Application	Technique	Supporting Literature
Building gene networks	Co-occurrence	Jenssen et al., 2001; Stapley & Be-noit, 2000; Adamic et al., 2002
Discovering protein association	Unsupervised cluster learning and vector classification	Fu et al., 2003
Discovering gene interactions	Co-occurrence	Stephens et al., 2001; Chaussabel & Sher, 2002
Discovering uses for thalidomide	Mapping phrases to UMLS concepts	Weeber et al., 2001
Extracting and combining relations	Rule-based parser and co-occurrence	Leroy et al., 2003
Generating hypotheses	Incorporating ontologies (e.g., mapping terms to MeSH)	Srinivasan, 2004; Weeber et al., 2003
Identifying biological virus weapons		Swanson et al., 2001

conclusion

Given the practical applications of mining digital libraries and the continued growth of available data, mining digital libraries will continue to be an important area that will help researchers and practitioners gain invaluable and undiscovered insights into genes, their relationships, biological functions, diseases and possible therapeutic treatments.

KEY TERMS

Bibliomining: Data mining applied to digital libraries to discover patterns in large collections.

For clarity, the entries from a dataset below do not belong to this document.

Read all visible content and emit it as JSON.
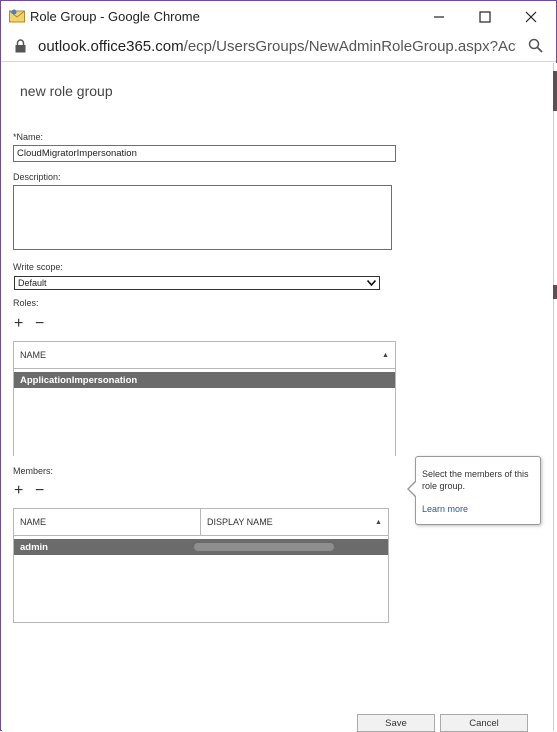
{
  "window": {
    "title": "Role Group - Google Chrome",
    "url_domain": "outlook.office365.com",
    "url_path": "/ecp/UsersGroups/NewAdminRoleGroup.aspx?Activit..."
  },
  "page": {
    "title": "new role group"
  },
  "form": {
    "name_label": "*Name:",
    "name_value": "CloudMigratorImpersonation",
    "description_label": "Description:",
    "description_value": "",
    "write_scope_label": "Write scope:",
    "write_scope_value": "Default",
    "roles_label": "Roles:",
    "members_label": "Members:"
  },
  "roles": {
    "add_glyph": "+",
    "remove_glyph": "−",
    "columns": [
      "NAME"
    ],
    "rows": [
      "ApplicationImpersonation"
    ]
  },
  "members": {
    "add_glyph": "+",
    "remove_glyph": "−",
    "columns": [
      "NAME",
      "DISPLAY NAME"
    ],
    "rows": [
      {
        "name": "admin",
        "display_name": ""
      }
    ]
  },
  "callout": {
    "text": "Select the members of this role group.",
    "link": "Learn more"
  },
  "footer": {
    "save_label": "Save",
    "cancel_label": "Cancel"
  },
  "colors": {
    "selected_row": "#6b6b6b",
    "link": "#1f5a9a",
    "window_border": "#6b4f8f"
  }
}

Bioinformatics: Data mining applied to medical digital libraries.

Clustering: An algorithm that takes a dataset and groups the objects such that objects within the same cluster have a high similarity to each other, but are dissimilar to objects in other clusters.

Information Extraction: A sub-field of NLP that addresses finding specific entities and facts in unstructured text.

Information Retrieval: A discipline that deals with finding documents that meet a set of specific requirements.

Machine Learning: Artificial intelligence methods that use a dataset to allow the computer to learn models that fit the data.

Natural Language Processing: A discipline that deals with various aspects of automatically processing written and spoken language.

Supervised Learning: A machine learning technique that requires a set of training data, which consists of known inputs and a priori desired outputs (e.g., classification labels) that can subsequently be used for either prediction or classification tasks.

Unsupervised Learning: A machine learning technique, which is used to create a model based upon a dataset; however, unlike supervised learning, the desired output is not known a priori.